Vegetit. Invito alla lettura di Alberto Capatti 2 Novembre 2016 – Posted in: BOOKS, FOOD

L’introduzione dell’autore Alberto Capatti a Vegetit. Le avanguardie vegetariane in Italia

I vegetariani (e i carnivori) dovrebbero esser curiosi delle loro origini e della loro storia italiana. In essa sono assenti alcuni protagonisti d’oggi, radicali, i vegani, ed è forse debole, ma tutt’altro che marginale, lo scandalo denunciato dagli animalisti, la macellazione. È parimenti difficile comparare i consumi non solo di una civiltà contadina, vegetariana coatta, ma di una borghesia che alla verdura conferiva un ruolo nutrizionale subalterno alla carne, essendo questa se non un attributo di classe, un godimento privilegiato, appena esteso, con frattaglie, cotiche e cascami, al focolare di operai e artigiani. Eppure la nascita di associazioni, di comunità vegetariane, è, in Europa, un indicatore culturale di primaria importanza che qualifica il progresso civile e lo spirito critico dei consumatori che procedono ad un riesame degli alimenti assegnando loro un valore nutrizionale proprio, sociale, spirituale. L’Inghilterra, la Germania hanno aperto la strada, contribuendo alla sensibilizzazione di molti paesi europei. L’Italia, fra le ultime nazioni ad associare i vegetariani, grazie ad essi opera una disanima del proprio cibo e conferisce a questa un significato che va ben al di là delle calorie e delle vitamine.

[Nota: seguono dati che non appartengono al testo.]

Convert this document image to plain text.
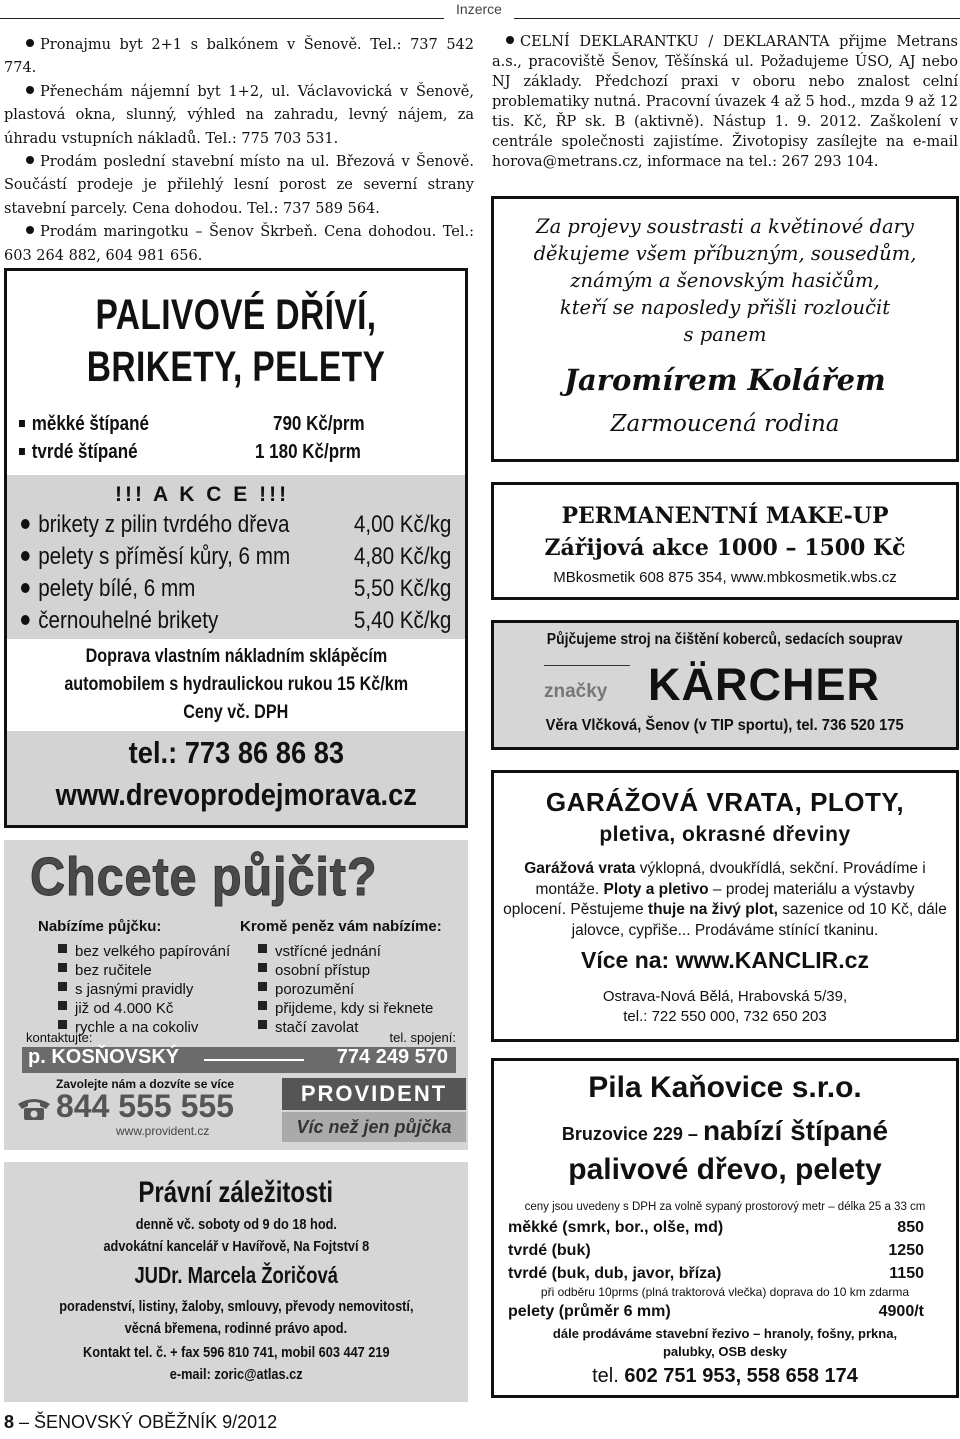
Inzerce

Pronajmu byt 2+1 s balkónem v Šenově. Tel.: 737 542 774.

Přenechám nájemní byt 1+2, ul. Václavovická v Šenově, plastová okna, slunný, výhled na zahradu, levný nájem, za úhradu vstupních nákladů. Tel.: 775 703 531.

Prodám poslední stavební místo na ul. Březová v Šenově. Součástí prodeje je přilehlý lesní porost ze severní strany stavební parcely. Cena dohodou. Tel.: 737 589 564.

Prodám maringotku – Šenov Škrbeň. Cena dohodou. Tel.: 603 264 882, 604 981 656.

CELNÍ DEKLARANTKU / DEKLARANTA přijme Metrans a.s., pracoviště Šenov, Těšínská ul. Požadujeme ÚSO, AJ nebo NJ základy. Předchozí praxi v oboru nebo znalost celní problematiky nutná. Pracovní úvazek 4 až 5 hod., mzda 9 až 12 tis. Kč, ŘP sk. B (aktivně). Nástup 1. 9. 2012. Zaškolení v centrále společnosti zajistíme. Životopisy zasílejte na e-mail horova@metrans.cz, informace na tel.: 267 293 104.

PALIVOVÉ DŘÍVÍ,
BRIKETY, PELETY
měkké štípané	790 Kč/prm
tvrdé štípané	1 180 Kč/prm
!!! A K C E !!!
brikety z pilin tvrdého dřeva	4,00 Kč/kg
pelety s příměsí kůry, 6 mm	4,80 Kč/kg
pelety bílé, 6 mm	5,50 Kč/kg
černouhelné brikety	5,40 Kč/kg
Doprava vlastním nákladním sklápěcím
automobilem s hydraulickou rukou 15 Kč/km
Ceny vč. DPH
tel.: 773 86 86 83
www.drevoprodejmorava.cz
Chcete půjčit?
Nabízíme půjčku:	Kromě peněz vám nabízíme:
bez velkého papírování
bez ručitele
s jasnými pravidly
již od 4.000 Kč
rychle a na cokoliv
vstřícné jednání
osobní přístup
porozumění
přijdeme, kdy si řeknete
stačí zavolat
kontaktujte:	tel. spojení:
p. KOSŇOVSKÝ	774 249 570
Zavolejte nám a dozvíte se více
844 555 555
www.provident.cz
PROVIDENT
Víc než jen půjčka
Právní záležitosti
denně vč. soboty od 9 do 18 hod.
advokátní kancelář v Havířově, Na Fojtství 8
JUDr. Marcela Žoričová
poradenství, listiny, žaloby, smlouvy, převody nemovitostí,
věcná břemena, rodinné právo apod.
Kontakt tel. č. + fax 596 810 741, mobil 603 447 219
e-mail: zoric@atlas.cz
8 – ŠENOVSKÝ OBĚŽNÍK 9/2012
Za projevy soustrasti a květinové dary
děkujeme všem příbuzným, sousedům,
známým a šenovským hasičům,
kteří se naposledy přišli rozloučit
s panem
Jaromírem Kolářem
Zarmoucená rodina
PERMANENTNÍ MAKE-UP
Zářijová akce 1000 – 1500 Kč
MBkosmetik 608 875 354, www.mbkosmetik.wbs.cz
Půjčujeme stroj na čištění koberců, sedacích souprav
značky KÄRCHER
Věra Vlčková, Šenov (v TIP sportu), tel. 736 520 175
GARÁŽOVÁ VRATA, PLOTY,
pletiva, okrasné dřeviny
Garážová vrata výklopná, dvoukřídlá, sekční. Provádíme i montáže. Ploty a pletivo – prodej materiálu a výstavby oplocení. Pěstujeme thuje na živý plot, sazenice od 10 Kč, dále jalovce, cypřiše... Prodáváme stínící tkaninu.
Více na: www.KANCLIR.cz
Ostrava-Nová Bělá, Hrabovská 5/39,
tel.: 722 550 000, 732 650 203
Pila Kaňovice s.r.o.
Bruzovice 229 – nabízí štípané
palivové dřevo, pelety
ceny jsou uvedeny s DPH za volně sypaný prostorový metr – délka 25 a 33 cm
měkké (smrk, bor., olše, md)	850
tvrdé (buk)	1250
tvrdé (buk, dub, javor, bříza)	1150
při odběru 10prms (plná traktorová vlečka) doprava do 10 km zdarma
pelety (průměr 6 mm)	4900/t
dále prodáváme stavební řezivo – hranoly, fošny, prkna,
palubky, OSB desky
tel. 602 751 953, 558 658 174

La città industriale è, agli inizi del XX secolo, l’epicentro dell’inquinamento, delle malattie degenerative, tisi e sifilide, e di tutti i tossici, fumi di ciminiere, sigari e assenzio: sono sempre i vegetariani a rivelarlo ad una popolazione frastornata da una alternanza di crescita economica e di guerre, lacerata fra la tubercolosi e lo sport, e ad una élite distratta dal proprio effimero benessere, paga di un piatto cucinato bene. Il vegetale, la natura, la salute ne sono l’antitesi. È una anticipazione, di un secolo, nella quale dobbiamo vedere i prodromi di una cultura diventata oggi se non egemone autorevole, rafforzata da analisi scientifiche e da leggi a difesa dell’ambiente, una cultura che ha in queste pagine, i padri fondatori e il loro profilo dietetico. Niente spirito pitagorico, niente massime pizzicate nei classici greci o latini, ma una consapevolezza che nasce, con l’industrializzazione, dalla vita di tutti i giorni, a tavola, e si sviluppa, nel corpo sociale, osservando il proprio corpo, facendone il principio, vestito e ancor meglio seminudo, di una civiltà nuova, voluta respirando, masticando, camminando. Una civiltà fondata sulla rinuncia della carne per la propria carne, e declinata in tutte le scelte, dal cotto al crudo, al crudo esclusivo rifiutando caffè, alcool, tabacco, zucchero se non di canna e i fumi delle fabbriche.
I vegetariani hanno usato il cervello, senza affidarsi ad etichette facili, spendibili in una società italiana che faceva del cibo un costume. Nulla di commerciale nelle loro azioni, ma veri intellettuali che a fianco degli igienisti e molto spesso bisticciando con essi, operano con il cervello e solo in seguito, all’ora del pasto, mordono la carota cruda. La storia alimentare, narrata con i soli banchetti, piccoli o lunghi, familiari e sociali, nel ‘900 appare vieppiù datata, anzi risibile, perché chi vi cerca i germi del nostro presente, vi trova una parodia, anzi nulla. Per scriverla, occorre ricercare le teste lungimiranti d’ogni dove, Pellegrino Artusi e Francesco Cirio, approfondendola con l’aiuto di quanti hanno rotto con il proprio passato, con lo spirito di casta, percorrendo sentieri erbosi. Il vecchio Tolstoj era fra questi, con la sua ampia barba e con il suo invito a fare il “primo passo”, la visita ad un macello, ma i crudisti che rompono con la carne, con la cucina e con una visione serafica del benessere vanno molto oltre, ed i loro morsi sulla gamba di sedano, sulla fettina di patata cruda giungono fino a noi, come le crepe nel muro di una civiltà. Eroi solitari e sconosciuti, sono i forti e i deboli. Le guerre li vedono vittime imbelli o complici coatti: pacifisti non combattono ad armi pari con chi si arruola volontario, e, fra leva e prigione, tacciono umiliati. Nei periodi di pace vivono la separazione dall’enorme folla carnivora, come un distacco che si legittima in sé e per sé, senza apparenti conflitti. Solo lo spirito delle religioni orientali, ed un gandhismo intuito più che vissuto, ed una medicina rivolta alla salute e al benessere sociale, sembrano tutelarli.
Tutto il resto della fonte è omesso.